The bill requires the Forest Service to calculate the timber volume for every acre of forest capable of growing commercial timber except for existing wilderness areas, national monuments, and areas where timber cutting is prohibited by law. That means that all administratively protected areas, such as roadless lands, scenic areas, and areas set aside for scientific research, recreation, and municipal watershed protection would be available for timbering. Local forest plans, developed with community input, would be subject to changes to achieve the congressional mandate and cannot interfere with the timber quota. In addition, environmental reviews would be curtailed or limited, and the agency would be required to state that the timber projects do not jeopardize endangered species. Only if the Department of the Interior formally disputed that assertion would there be any formal consideration of a project's impacts on endangered species.
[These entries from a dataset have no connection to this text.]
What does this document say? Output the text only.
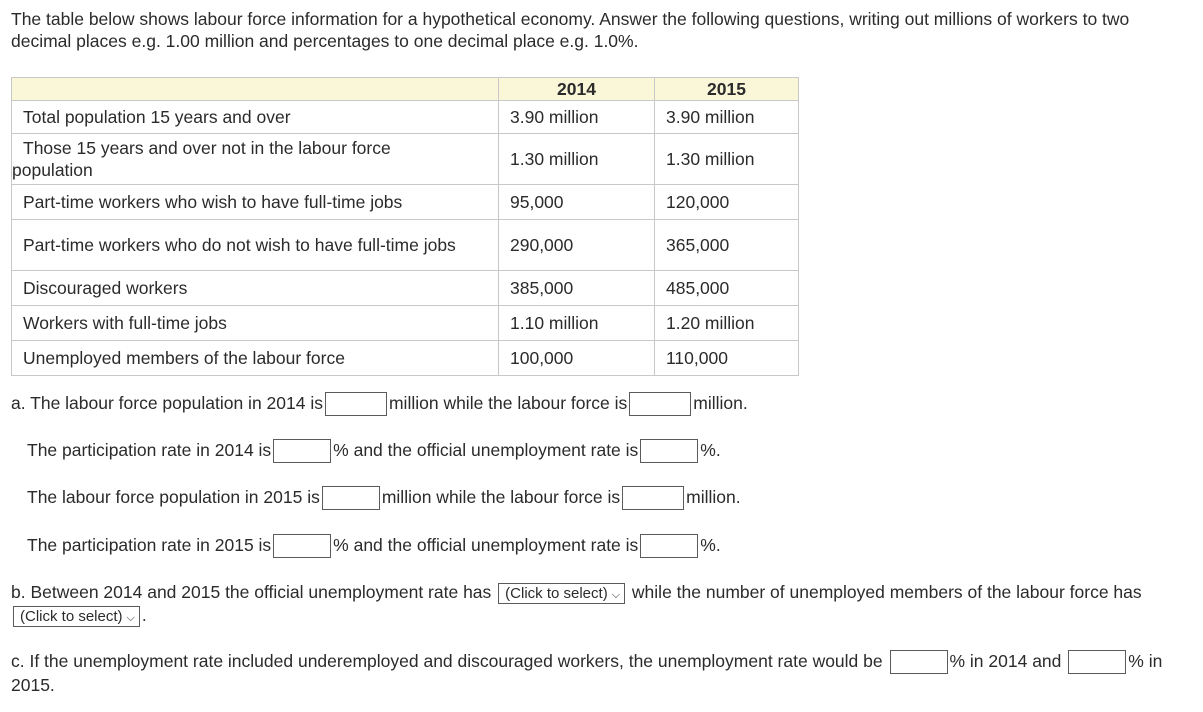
The table below shows labour force information for a hypothetical economy. Answer the following questions, writing out millions of workers to two decimal places e.g. 1.00 million and percentages to one decimal place e.g. 1.0%.
	2014	2015
Total population 15 years and over	3.90 million	3.90 million
Those 15 years and over not in the labour force population	1.30 million	1.30 million
Part-time workers who wish to have full-time jobs	95,000	120,000
Part-time workers who do not wish to have full-time jobs	290,000	365,000
Discouraged workers	385,000	485,000
Workers with full-time jobs	1.10 million	1.20 million
Unemployed members of the labour force	100,000	110,000
a. The labour force population in 2014 is	million while the labour force is	million.
The participation rate in 2014 is	% and the official unemployment rate is	%.
The labour force population in 2015 is	million while the labour force is	million.
The participation rate in 2015 is	% and the official unemployment rate is	%.
b. Between 2014 and 2015 the official unemployment rate has (Click to select) ⌵ while the number of unemployed members of the labour force has (Click to select) ⌵ .
c. If the unemployment rate included underemployed and discouraged workers, the unemployment rate would be	% in 2014 and	% in 2015.
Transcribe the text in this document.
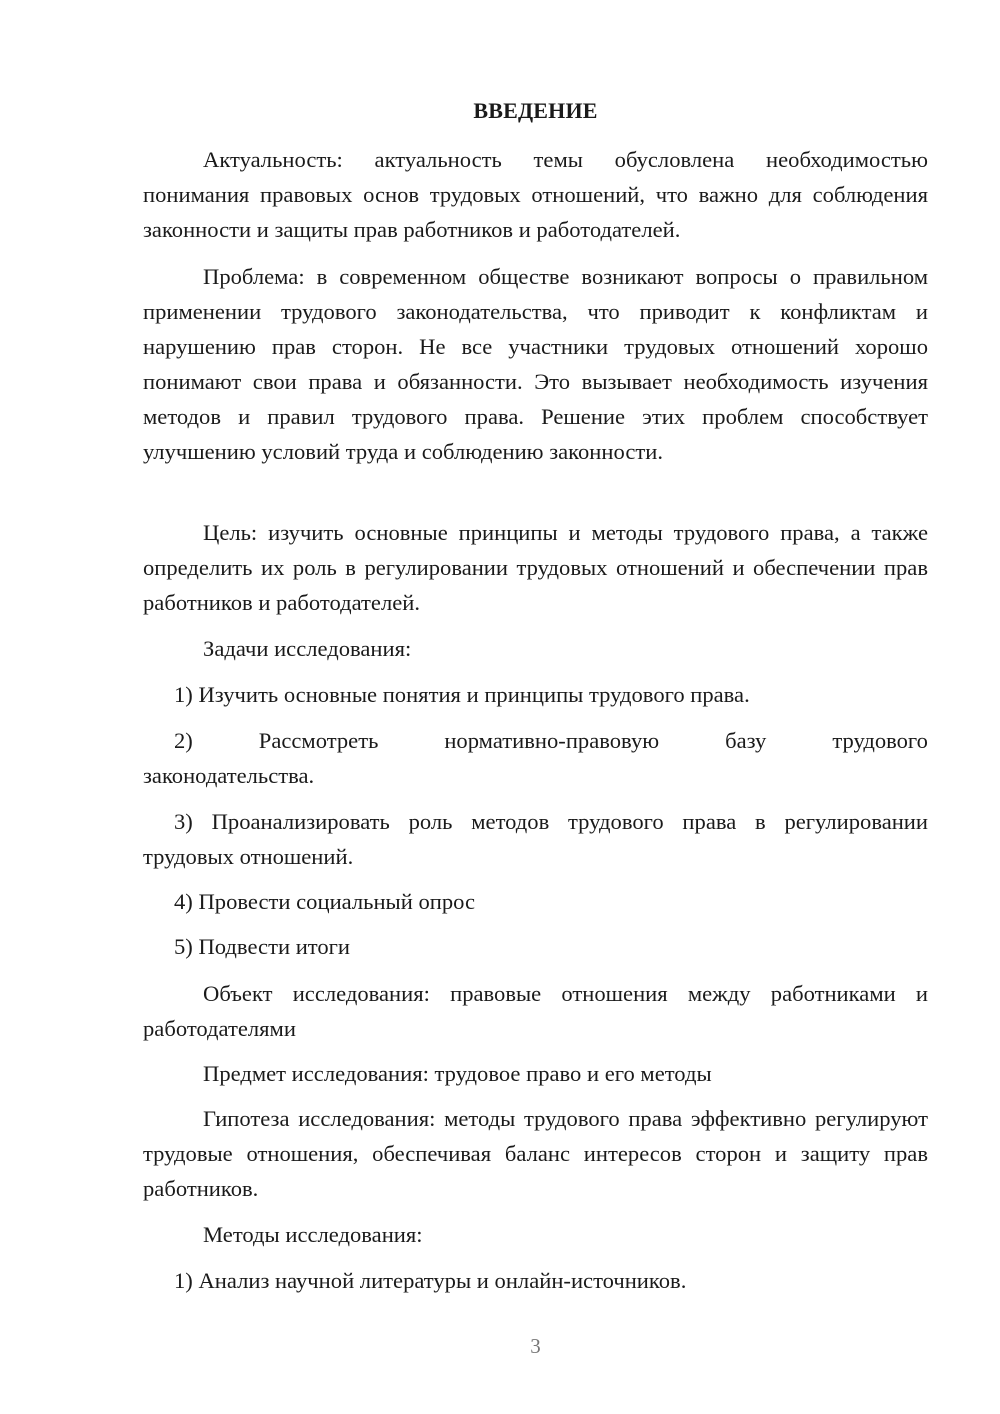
ВВЕДЕНИЕ
Актуальность: актуальность темы обусловлена необходимостью понимания правовых основ трудовых отношений, что важно для соблюдения законности и защиты прав работников и работодателей.
Проблема: в современном обществе возникают вопросы о правильном применении трудового законодательства, что приводит к конфликтам и нарушению прав сторон. Не все участники трудовых отношений хорошо понимают свои права и обязанности. Это вызывает необходимость изучения методов и правил трудового права. Решение этих проблем способствует улучшению условий труда и соблюдению законности.
Цель: изучить основные принципы и методы трудового права, а также определить их роль в регулировании трудовых отношений и обеспечении прав работников и работодателей.
Задачи исследования:
1) Изучить основные понятия и принципы трудового права.
2)	Рассмотреть	нормативно-правовую	базу	трудового
законодательства.
3) Проанализировать роль методов трудового права в регулировании трудовых отношений.
4) Провести социальный опрос
5) Подвести итоги
Объект исследования: правовые отношения между работниками и работодателями
Предмет исследования: трудовое право и его методы
Гипотеза исследования: методы трудового права эффективно регулируют трудовые отношения, обеспечивая баланс интересов сторон и защиту прав работников.
Методы исследования:
1) Анализ научной литературы и онлайн-источников.
3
Before passage, the House approved a series of amendments that would restrict the agency's ability to close roads and would prohibit judicial review of certain agency procedures or salvage logging sales.
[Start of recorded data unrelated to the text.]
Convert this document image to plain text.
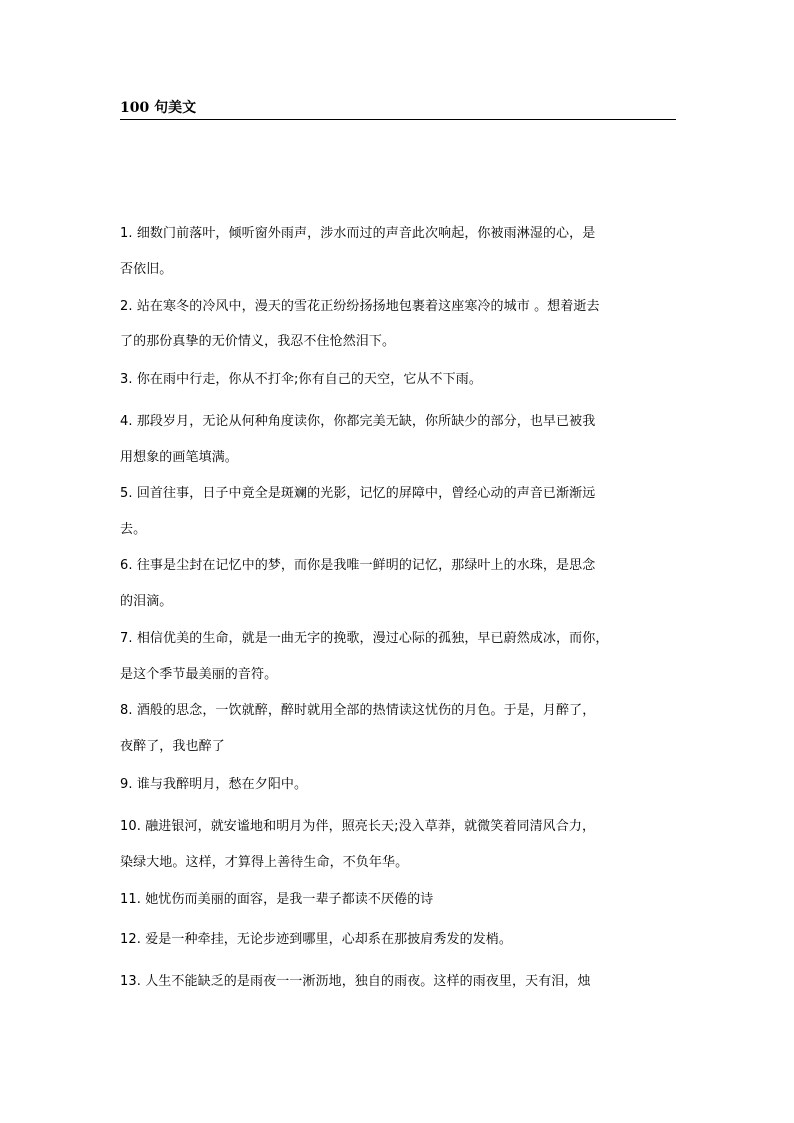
100 句美文
1. 细数门前落叶，倾听窗外雨声，涉水而过的声音此次响起，你被雨淋湿的心，是
否依旧。
2. 站在寒冬的冷风中，漫天的雪花正纷纷扬扬地包裹着这座寒冷的城市 。想着逝去
了的那份真挚的无价情义，我忍不住怆然泪下。
3. 你在雨中行走，你从不打伞;你有自己的天空，它从不下雨。
4. 那段岁月，无论从何种角度读你，你都完美无缺，你所缺少的部分，也早已被我
用想象的画笔填满。
5. 回首往事，日子中竟全是斑斓的光影，记忆的屏障中，曾经心动的声音已渐渐远
去。
6. 往事是尘封在记忆中的梦，而你是我唯一鲜明的记忆，那绿叶上的水珠，是思念
的泪滴。
7. 相信优美的生命，就是一曲无字的挽歌，漫过心际的孤独，早已蔚然成冰，而你，
是这个季节最美丽的音符。
8. 酒般的思念，一饮就醉，醉时就用全部的热情读这忧伤的月色。于是，月醉了，
夜醉了，我也醉了
9. 谁与我醉明月，愁在夕阳中。
10. 融进银河，就安谧地和明月为伴，照亮长天;没入草莽，就微笑着同清风合力，
染绿大地。这样，才算得上善待生命，不负年华。
11. 她忧伤而美丽的面容，是我一辈子都读不厌倦的诗
12. 爱是一种牵挂，无论步迹到哪里，心却系在那披肩秀发的发梢。
13. 人生不能缺乏的是雨夜一一淅沥地，独自的雨夜。这样的雨夜里，天有泪，烛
On Sept. 18, the Obama administration formally notified the House of its strong opposition to H.R. 1526, stating that the bill “includes numerous harmful provisions that impair Federal management of federally-owned lands and undermine many important existing public land and environmental laws, rules, and processes. The bill would significantly harm sound long-term management of these Federal lands for continued productivity and economic benefit as well as for the long-term health of the wildlife and ecological values sustained by these holdings. H.R. 1526, which includes unreasonable restrictions on certain Federal agency actions, would negatively impact the effective U.S. stewardship of Federal lands and natural resources, undertaken on behalf of all Americans. … If H.R. 1526 were presented to the President, his senior advisors would recommend that he veto the bill.”
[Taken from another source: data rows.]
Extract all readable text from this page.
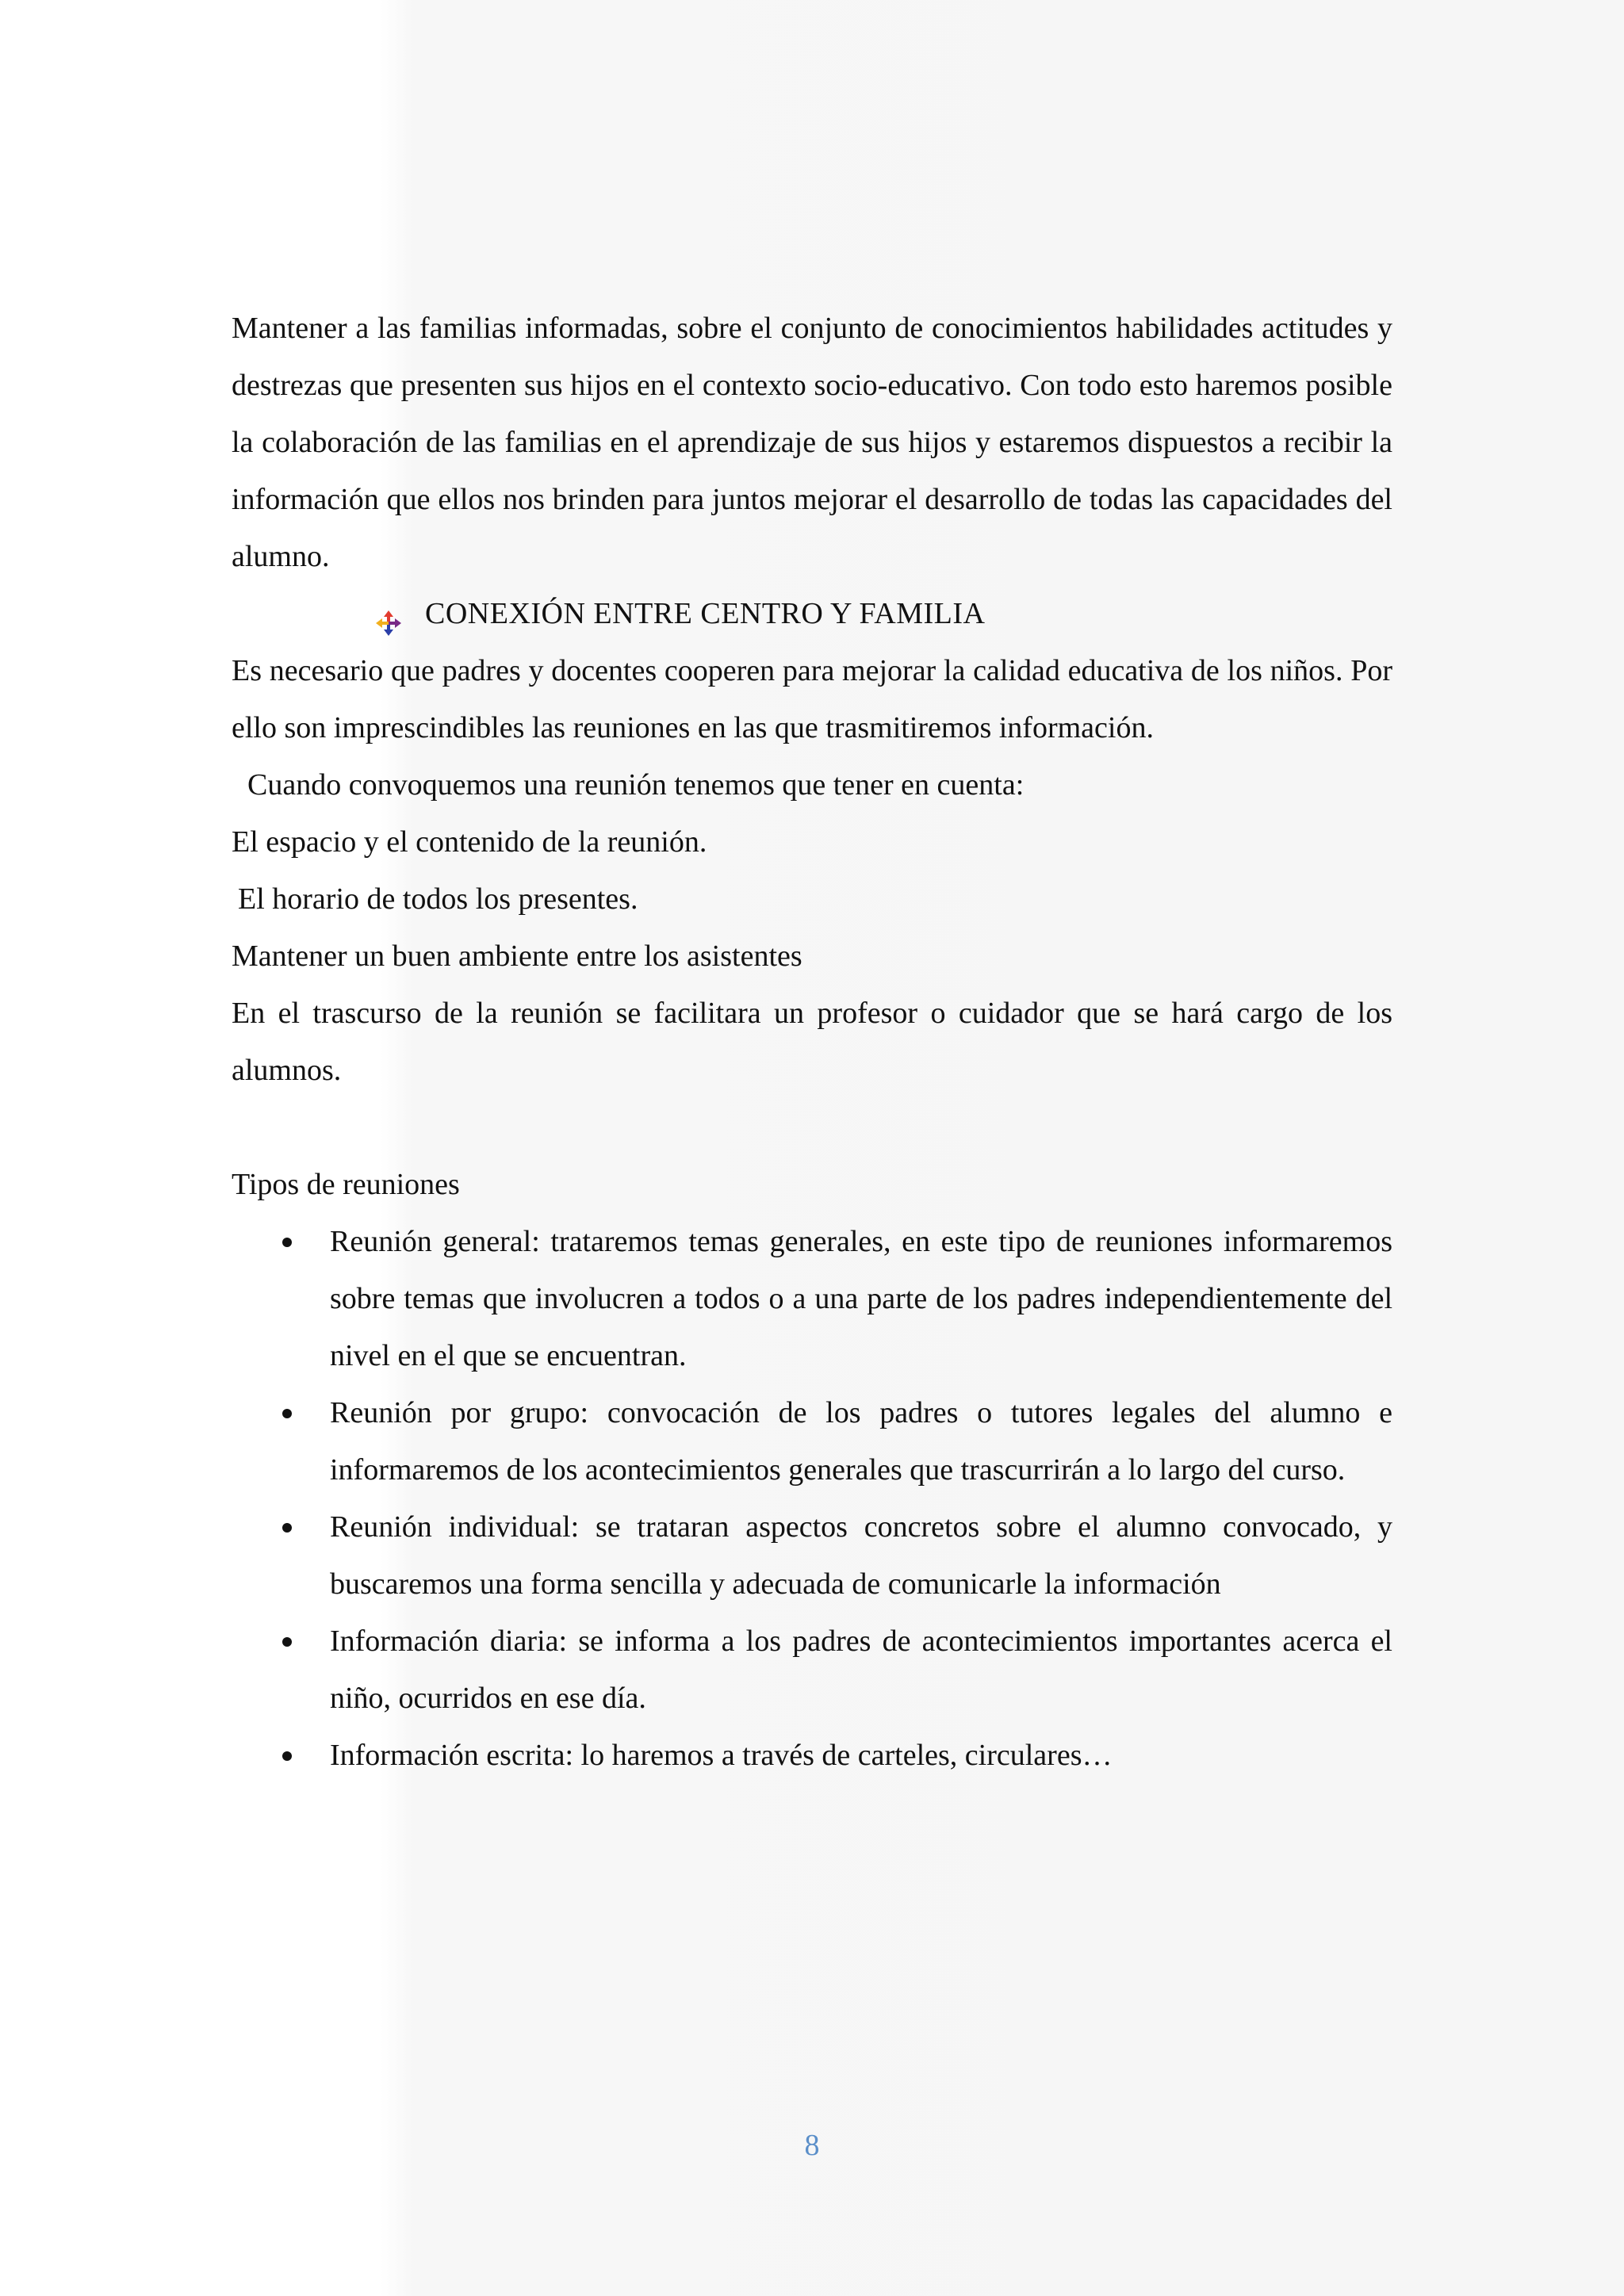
Mantener a las familias informadas, sobre el conjunto de conocimientos habilidades actitudes y destrezas que presenten sus hijos en el contexto socio-educativo. Con todo esto haremos posible la colaboración de las familias en el aprendizaje de sus hijos y estaremos dispuestos a recibir la información que ellos nos brinden para juntos mejorar el desarrollo de todas las capacidades del alumno.

CONEXIÓN ENTRE CENTRO Y FAMILIA

Es necesario que padres y docentes cooperen para mejorar la calidad educativa de los niños. Por ello son imprescindibles las reuniones en las que trasmitiremos información.

Cuando convoquemos una reunión tenemos que tener en cuenta:

El espacio y el contenido de la reunión.

El horario de todos los presentes.

Mantener un buen ambiente entre los asistentes

En el trascurso de la reunión se facilitara un profesor o cuidador que se hará cargo de los alumnos.

Tipos de reuniones

Reunión general: trataremos temas generales, en este tipo de reuniones informaremos sobre temas que involucren a todos o a una parte de los padres independientemente del nivel en el que se encuentran.
Reunión por grupo: convocación de los padres o tutores legales del alumno e informaremos de los acontecimientos generales que trascurrirán a lo largo del curso.
Reunión individual: se trataran aspectos concretos sobre el alumno convocado, y buscaremos una forma sencilla y adecuada de comunicarle la información
Información diaria: se informa a los padres de acontecimientos importantes acerca el niño, ocurridos en ese día.
Información escrita: lo haremos a través de carteles, circulares…
8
Among a series of bills advanced by the Natural Resources Committee, the full House also took up the Southeast Arizona Land Exchange and Conservation Act (H.R. 687), introduced by Representative Paul Gosar (R-AZ), which directs the U.S. Agriculture Department to convey approximately 2,400 acres of Forest Service land to Resolution Copper, a mining company, if the company trades 5,000 acres of nonfederal land in return. Of that land, 1,200 acres would become national forest land, and the rest would be managed by the Bureau of Land Management. The lands that would be provided to Resolution Copper include what the company says is the country's third-largest copper deposit, estimated at 1.6 billion tons or about 25 percent of the U.S. copper supply over the next 40 years. The bill is strongly opposed by local Native American tribes—the hearing record noted opposition from the San Carlos Apache Tribe, the White Mountain Apache Tribe, the Yavapai-Apache Nation, the Tonto Apache Tribe, the Fort McDowell Yavapai Nation, the Hualapai Tribe, the Jicarilla Apache Nation, the Mescalero Apache Tribe, and the Pueblo of Zuni—who say the mine would damage or destroy sites that are of religious importance. Arizona environmental groups argue that the damage done by the mining would outweigh the value of the land that would be transferred to federal ownership and that the bill does not provide for environmental review.
Several amendments to the bill were considered and voted on, but the bill was not completed. A Senate companion bill has not advanced in committee.